Israel arrests, repatriates some Africans

By Ira Sharkansky

Ira Sharkansky

JERUSALEM — Illegal immigrants from Africa remain on Israel’s front burner.

Minister of Interior Eli Yishai has made a high profile effort to arrest several hundred from South Sudan, and send them on free flights home, each with 1,000 Euros to get started in their old/new country. 123 have already left. Weekly flights have been scheduled for several hundred more who have signed on to voluntary repatriation, and are in detention. Yishai is promising continued action with respect to migrants from Eritrea and other countries where sending them back will be more complicated than in the case of the South Sudanese.

 

Work began on a holding facility capable of containing 16,000 illegal arrivals, and providing them with food, a place to sleep, and medical care.
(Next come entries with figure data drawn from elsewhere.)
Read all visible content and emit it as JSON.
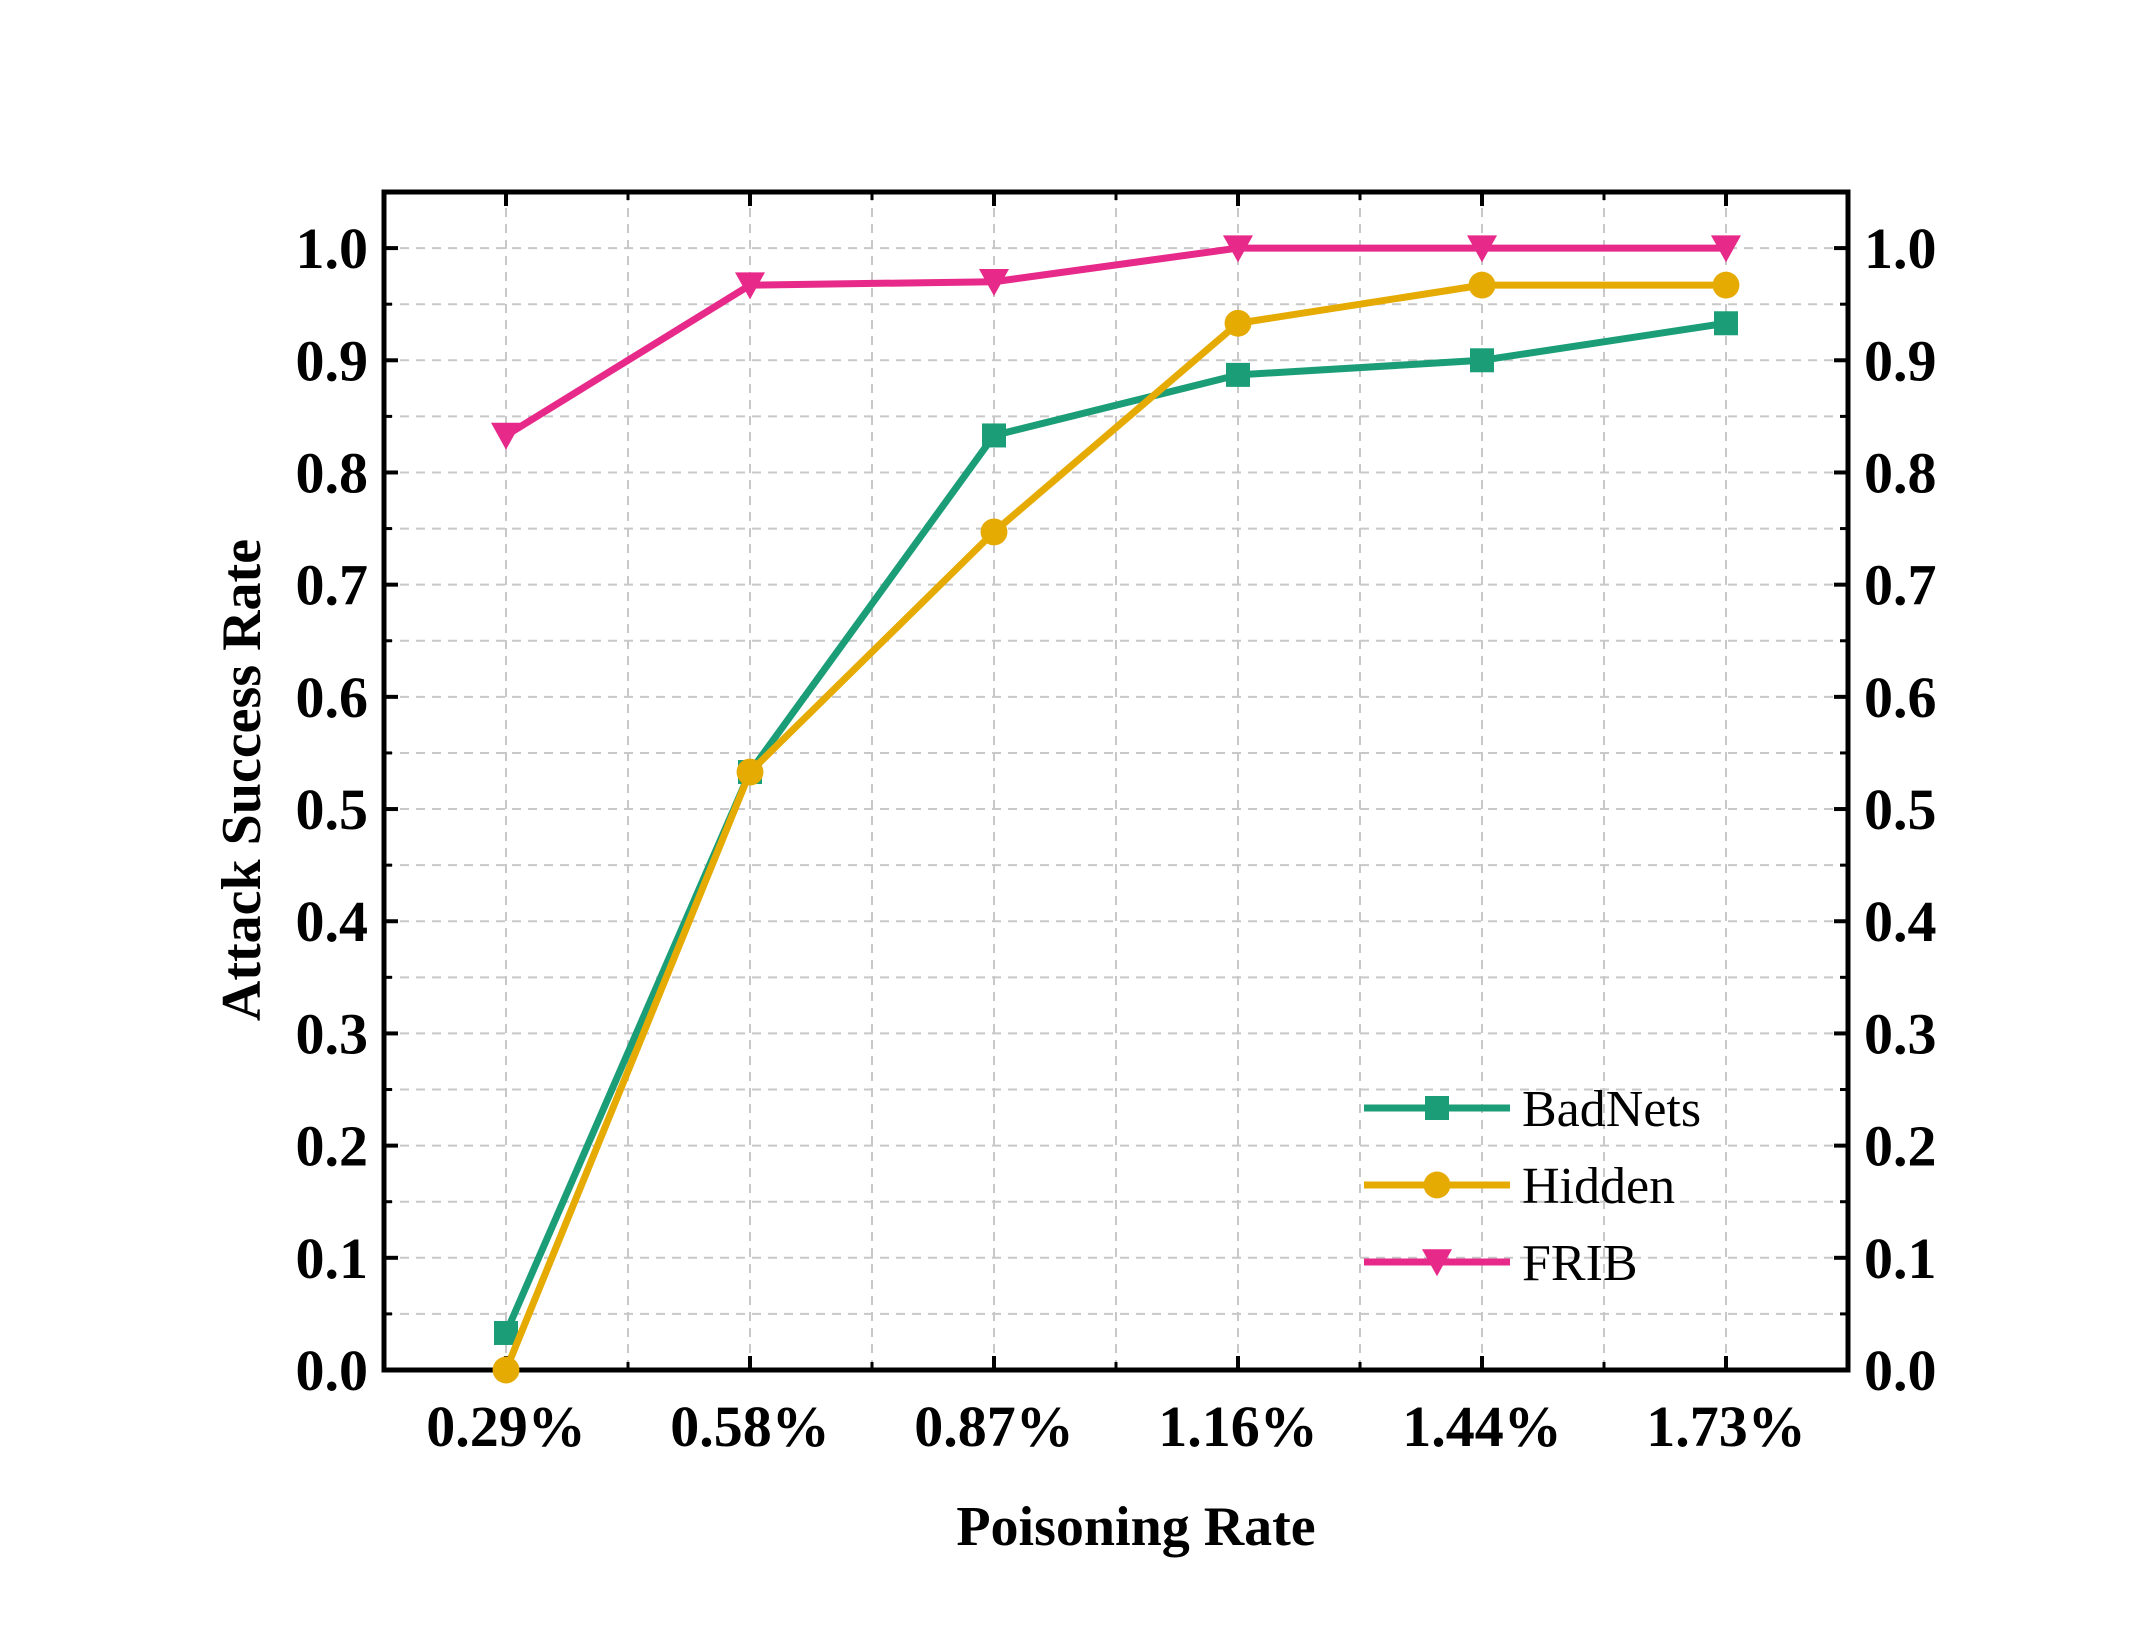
{
  "chart_data": {
    "type": "line",
    "title": "",
    "xlabel": "Poisoning Rate",
    "ylabel": "Attack Success Rate",
    "categories": [
      "0.29%",
      "0.58%",
      "0.87%",
      "1.16%",
      "1.44%",
      "1.73%"
    ],
    "ylim": [
      0.0,
      1.05
    ],
    "yticks": [
      "0.0",
      "0.1",
      "0.2",
      "0.3",
      "0.4",
      "0.5",
      "0.6",
      "0.7",
      "0.8",
      "0.9",
      "1.0"
    ],
    "grid": true,
    "secondary_y_axis_mirrored": true,
    "legend_position": "bottom-right",
    "series": [
      {
        "name": "BadNets",
        "values": [
          0.033,
          0.533,
          0.833,
          0.887,
          0.9,
          0.933
        ],
        "color": "#1b9e77",
        "marker": "square"
      },
      {
        "name": "Hidden",
        "values": [
          0.0,
          0.533,
          0.747,
          0.933,
          0.967,
          0.967
        ],
        "color": "#e6ab02",
        "marker": "circle"
      },
      {
        "name": "FRIB",
        "values": [
          0.833,
          0.967,
          0.97,
          1.0,
          1.0,
          1.0
        ],
        "color": "#e7298a",
        "marker": "triangle-down"
      }
    ]
  }
}
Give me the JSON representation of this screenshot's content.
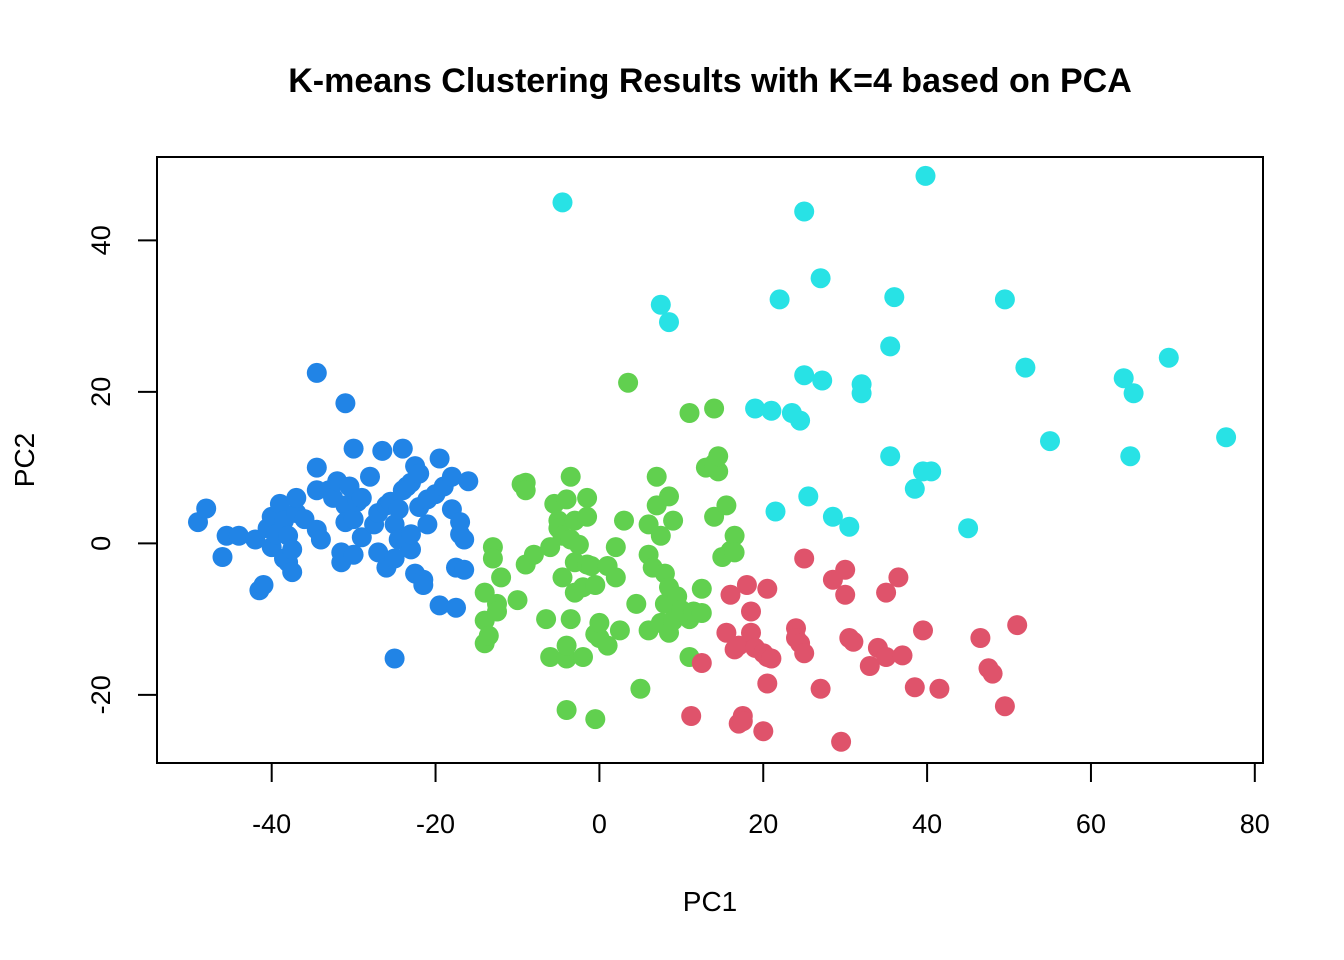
{
  "chart_data": {
    "type": "scatter",
    "title": "K-means Clustering Results with K=4 based on PCA",
    "xlabel": "PC1",
    "ylabel": "PC2",
    "xlim": [
      -54,
      81
    ],
    "ylim": [
      -29,
      51
    ],
    "xticks": [
      -40,
      -20,
      0,
      20,
      40,
      60,
      80
    ],
    "yticks": [
      -20,
      0,
      20,
      40
    ],
    "xtick_labels": [
      "-40",
      "-20",
      "0",
      "20",
      "40",
      "60",
      "80"
    ],
    "ytick_labels": [
      "-20",
      "0",
      "20",
      "40"
    ],
    "grid": false,
    "series": [
      {
        "color": "#2184e6",
        "points": [
          [
            -49,
            2.8
          ],
          [
            -48,
            4.6
          ],
          [
            -46,
            -1.8
          ],
          [
            -45.5,
            1
          ],
          [
            -44,
            1
          ],
          [
            -42,
            0.5
          ],
          [
            -41.5,
            -6.2
          ],
          [
            -41,
            -5.5
          ],
          [
            -40.5,
            2
          ],
          [
            -40,
            -0.5
          ],
          [
            -40,
            3.5
          ],
          [
            -39.5,
            1.2
          ],
          [
            -39,
            5.2
          ],
          [
            -38.5,
            -2
          ],
          [
            -38.5,
            3
          ],
          [
            -38,
            -2.5
          ],
          [
            -38,
            1
          ],
          [
            -37.5,
            -3.8
          ],
          [
            -37.5,
            -0.8
          ],
          [
            -37,
            4
          ],
          [
            -37,
            6
          ],
          [
            -36,
            3.2
          ],
          [
            -34.5,
            1.8
          ],
          [
            -34.5,
            22.5
          ],
          [
            -34.5,
            10
          ],
          [
            -34.5,
            7
          ],
          [
            -34,
            0.5
          ],
          [
            -33,
            7
          ],
          [
            -32.5,
            6
          ],
          [
            -32,
            8.2
          ],
          [
            -31.5,
            -2.5
          ],
          [
            -31.5,
            -1.2
          ],
          [
            -31,
            5
          ],
          [
            -31,
            18.5
          ],
          [
            -31,
            2.8
          ],
          [
            -30.5,
            7.5
          ],
          [
            -30,
            12.5
          ],
          [
            -30,
            3.2
          ],
          [
            -30,
            -1.5
          ],
          [
            -29.5,
            5.5
          ],
          [
            -29,
            0.8
          ],
          [
            -29,
            6
          ],
          [
            -28,
            8.8
          ],
          [
            -27.5,
            2.5
          ],
          [
            -27,
            -1.2
          ],
          [
            -27,
            4
          ],
          [
            -26.5,
            12.2
          ],
          [
            -26,
            5
          ],
          [
            -26,
            -3.2
          ],
          [
            -25.5,
            5.5
          ],
          [
            -25,
            -15.2
          ],
          [
            -25,
            -2
          ],
          [
            -25,
            2.5
          ],
          [
            -24.5,
            4.5
          ],
          [
            -24.5,
            0.5
          ],
          [
            -24,
            7
          ],
          [
            -24,
            12.5
          ],
          [
            -23.5,
            0
          ],
          [
            -23.5,
            7.5
          ],
          [
            -23,
            -0.8
          ],
          [
            -23,
            1.2
          ],
          [
            -23,
            8
          ],
          [
            -22.5,
            -4
          ],
          [
            -22.5,
            10.2
          ],
          [
            -22,
            9.2
          ],
          [
            -22,
            4.8
          ],
          [
            -21.5,
            -4.8
          ],
          [
            -21.5,
            -5.5
          ],
          [
            -21,
            2.5
          ],
          [
            -21,
            5.8
          ],
          [
            -20,
            6.5
          ],
          [
            -19.5,
            11.2
          ],
          [
            -19.5,
            -8.2
          ],
          [
            -19,
            7.5
          ],
          [
            -18,
            8.8
          ],
          [
            -18,
            4.5
          ],
          [
            -17.5,
            -8.5
          ],
          [
            -17.5,
            -3.2
          ],
          [
            -17,
            1.2
          ],
          [
            -17,
            2.8
          ],
          [
            -16.5,
            0.5
          ],
          [
            -16.5,
            -3.5
          ],
          [
            -16,
            8.2
          ]
        ]
      },
      {
        "color": "#28e2e5",
        "points": [
          [
            -4.5,
            45
          ],
          [
            7.5,
            31.5
          ],
          [
            8.5,
            29.2
          ],
          [
            19,
            17.8
          ],
          [
            21,
            17.5
          ],
          [
            21.5,
            4.2
          ],
          [
            22,
            32.2
          ],
          [
            23.5,
            17.2
          ],
          [
            24.5,
            16.2
          ],
          [
            25,
            43.8
          ],
          [
            25,
            22.2
          ],
          [
            25.5,
            6.2
          ],
          [
            27,
            35
          ],
          [
            27.2,
            21.5
          ],
          [
            28.5,
            3.5
          ],
          [
            30.5,
            2.2
          ],
          [
            32,
            21
          ],
          [
            32,
            19.8
          ],
          [
            35.5,
            26
          ],
          [
            35.5,
            11.5
          ],
          [
            36,
            32.5
          ],
          [
            38.5,
            7.2
          ],
          [
            39.5,
            9.5
          ],
          [
            39.8,
            48.5
          ],
          [
            40.5,
            9.5
          ],
          [
            45,
            2
          ],
          [
            49.5,
            32.2
          ],
          [
            52,
            23.2
          ],
          [
            55,
            13.5
          ],
          [
            64,
            21.8
          ],
          [
            64.8,
            11.5
          ],
          [
            65.2,
            19.8
          ],
          [
            69.5,
            24.5
          ],
          [
            76.5,
            14
          ]
        ]
      },
      {
        "color": "#61d04f",
        "points": [
          [
            3.5,
            21.2
          ],
          [
            11,
            17.2
          ],
          [
            14,
            17.8
          ],
          [
            -14,
            -10.2
          ],
          [
            -14,
            -13.2
          ],
          [
            -14,
            -6.5
          ],
          [
            -13.5,
            -12.2
          ],
          [
            -13,
            -0.5
          ],
          [
            -13,
            -2
          ],
          [
            -12.5,
            -8
          ],
          [
            -12.5,
            -9
          ],
          [
            -12,
            -4.5
          ],
          [
            -10,
            -7.5
          ],
          [
            -9.5,
            7.8
          ],
          [
            -9,
            8
          ],
          [
            -9,
            7
          ],
          [
            -9,
            -2.8
          ],
          [
            -8,
            -1.5
          ],
          [
            -6.5,
            -10
          ],
          [
            -6,
            -15
          ],
          [
            -6,
            -0.5
          ],
          [
            -5.5,
            5.2
          ],
          [
            -5,
            3
          ],
          [
            -5,
            2
          ],
          [
            -4.5,
            -4.5
          ],
          [
            -4.5,
            1
          ],
          [
            -4,
            -22
          ],
          [
            -4,
            -15.2
          ],
          [
            -4,
            5.8
          ],
          [
            -4,
            -13.5
          ],
          [
            -3.5,
            8.8
          ],
          [
            -3.5,
            -10
          ],
          [
            -3.5,
            0.5
          ],
          [
            -3,
            3
          ],
          [
            -3,
            -2.5
          ],
          [
            -3,
            -6.5
          ],
          [
            -2.5,
            -0.2
          ],
          [
            -2,
            -15
          ],
          [
            -2,
            -5.8
          ],
          [
            -1.5,
            -2.8
          ],
          [
            -1.5,
            6
          ],
          [
            -1.5,
            3.5
          ],
          [
            -1,
            -3
          ],
          [
            -0.5,
            -23.2
          ],
          [
            -0.5,
            -12
          ],
          [
            -0.5,
            -5.5
          ],
          [
            0,
            -12.5
          ],
          [
            0,
            -10.5
          ],
          [
            1,
            -13.5
          ],
          [
            1,
            -3
          ],
          [
            2,
            -4.5
          ],
          [
            2,
            -0.5
          ],
          [
            2.5,
            -11.5
          ],
          [
            3,
            3
          ],
          [
            4.5,
            -8
          ],
          [
            5,
            -19.2
          ],
          [
            6,
            -11.5
          ],
          [
            6,
            -1.5
          ],
          [
            6,
            2.5
          ],
          [
            6.5,
            -3.2
          ],
          [
            7,
            5
          ],
          [
            7,
            8.8
          ],
          [
            7.5,
            1
          ],
          [
            7.5,
            -10.5
          ],
          [
            8,
            -8
          ],
          [
            8,
            -4
          ],
          [
            8.5,
            6.2
          ],
          [
            8.5,
            -11.8
          ],
          [
            8.5,
            -5.8
          ],
          [
            9,
            3
          ],
          [
            9,
            -10.2
          ],
          [
            9.5,
            -7
          ],
          [
            10,
            -8.8
          ],
          [
            11,
            -15
          ],
          [
            11,
            -10
          ],
          [
            11.5,
            -9
          ],
          [
            12.5,
            -6
          ],
          [
            12.5,
            -9.2
          ],
          [
            13,
            10
          ],
          [
            14,
            3.5
          ],
          [
            14,
            10.5
          ],
          [
            14.5,
            9.5
          ],
          [
            14.5,
            11.5
          ],
          [
            15,
            -1.8
          ],
          [
            15.5,
            5
          ],
          [
            16,
            -1
          ],
          [
            16.5,
            1
          ],
          [
            16.5,
            -1.2
          ]
        ]
      },
      {
        "color": "#df536b",
        "points": [
          [
            11.2,
            -22.8
          ],
          [
            12.5,
            -15.8
          ],
          [
            15.5,
            -11.8
          ],
          [
            16,
            -6.8
          ],
          [
            16.5,
            -14
          ],
          [
            17,
            -13.5
          ],
          [
            17,
            -23.8
          ],
          [
            17.5,
            -22.8
          ],
          [
            17.5,
            -23.5
          ],
          [
            18,
            -5.5
          ],
          [
            18.5,
            -9
          ],
          [
            18.5,
            -11.8
          ],
          [
            19,
            -13.8
          ],
          [
            20,
            -14.5
          ],
          [
            20,
            -24.8
          ],
          [
            20.5,
            -15
          ],
          [
            20.5,
            -18.5
          ],
          [
            20.5,
            -6
          ],
          [
            21,
            -15.2
          ],
          [
            24,
            -11.2
          ],
          [
            24,
            -12.5
          ],
          [
            24.5,
            -13.2
          ],
          [
            25,
            -2
          ],
          [
            25,
            -14.5
          ],
          [
            27,
            -19.2
          ],
          [
            28.5,
            -4.8
          ],
          [
            29.5,
            -26.2
          ],
          [
            30,
            -6.8
          ],
          [
            30,
            -3.5
          ],
          [
            30.5,
            -12.5
          ],
          [
            31,
            -13
          ],
          [
            33,
            -16.2
          ],
          [
            34,
            -13.8
          ],
          [
            35,
            -15
          ],
          [
            35,
            -6.5
          ],
          [
            36.5,
            -4.5
          ],
          [
            37,
            -14.8
          ],
          [
            38.5,
            -19
          ],
          [
            39.5,
            -11.5
          ],
          [
            41.5,
            -19.2
          ],
          [
            46.5,
            -12.5
          ],
          [
            47.5,
            -16.5
          ],
          [
            48,
            -17.2
          ],
          [
            49.5,
            -21.5
          ],
          [
            51,
            -10.8
          ]
        ]
      }
    ]
  }
}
However, a local official who did not want them in his back yard found an opportunity in the regulations that caused a temporary delay in the construction, until the national planning authority approved the project.

 

Daily reports are about more newcomers. Optimists have said that a dip in the numbers shows that Israel has sent a message to potential migrants that they cannot work and earn money in the country. Others are not so sure, and say that Bedouin guides are resourceful enough to find a way to continue earning what migrants are willing to pay.

 

There are Israelis who have vented their feelings by violence against Africans, their residences, and the small businesses that some of them have established. Some Israeli Jews of Ethiopian backgrounds have also suffered at the hands of toughs who do not distinguish between people with black skins.

 

All this is regrettable, but surprising only to those who expect Jews to be free of the animosities that appear in other populations among individuals who fear competition or the encroachment on their turf of people who are different. Israel also has politicians who see opportunity in declaiming the presence of outsiders who threaten what they say the country should be.

 

We are hearing from those who oppose official actions. A number of Israel Prize Winners, a distinguished group of academics, artists and other prominent figures, has weighed in on behalf of the migrants’ rights, and the problems they are likely to face if sent home.

 

Other figures support the efforts against the migrants, but doubt that efforts currently underway–or anything else so far heard–will deal effectively with the problem.

 

Africa has an unlimited supply of people wanting help. Israelis who have signed on to their cause claim that authorities are not being fair. They are asking South Sudanese to sign documents saying that they are willing to return home which are written in English, which many South Sudanese do not comprehend. Authorities may also be threatening the migrants with arrest if they do not go quietly. And they may not be probing thoroughly enough the reasons for individuals claiming the rights of refugees.

 

I haven’t heard from any Israeli that they would like to live in South Sudan or Eritrea. The question is whether those places are so intolerable as to require Israel to provide a home for those who have made it across the Sinai?

 

There are quarrels about the facilities said appropriate for holding the newcomers and others taken off the streets. There is mention of incarceration for up to three years, by which time it may be possible to send them home.

 

There is no quarrel about providing those in the facilities with food and medical care. How much medical care might be an issue. The migrants come with a high incidence of serious diseases and other problems.

 

What will the migrants do in the facilities for up to three years? Keeping them busy with work or recreation will lessen the problems of the guards. Can they be given work without advocates making charges of slavery? And who will guard them? Most ideal would be personnel of the prison system, who are already trained for such work. As yet unresolved is money for this, including an increase in the budget for the prison system that would allow additional recruitment. If Israel’s history of labor relations is any guide, all prison guards will demand an increase in salary for the change in their collective responsibilities, and that is likely to hold up any resolution of who will guard the migrants. An alternative is using soldiers, but that raises the problem of appropriate training.

 

We are hearing reports that African-Americans are complaining about Israel’s treatment of the African immigrants, and that American Jews are nervous about the morality of Israel’s actions, and the images being broadcast of Israeli politicians speaking against Africans.

 

I considered giving this column the title of “Cleaning the streets,” but changed my mind in light of what seems not to be politically correct. “Hot potato” may be less incendiary, but does not encompass the multitude of complex issues ranging from administrative details to the international problems of finding places to take these people.

 

It is no simple task to balance the desire of people wanting to improve their lives, some of who might have serious claims of being the targets of persecution that qualifies them under international agreements about refugees, against the right of Israel like other countries to control its borders.

 

As in other knotty issues that surround me in this small place and help to keep me alert intellectually, I will concentrate on parsing the problems and efforts to deal with them, rather than weighing in with my own sense of morality.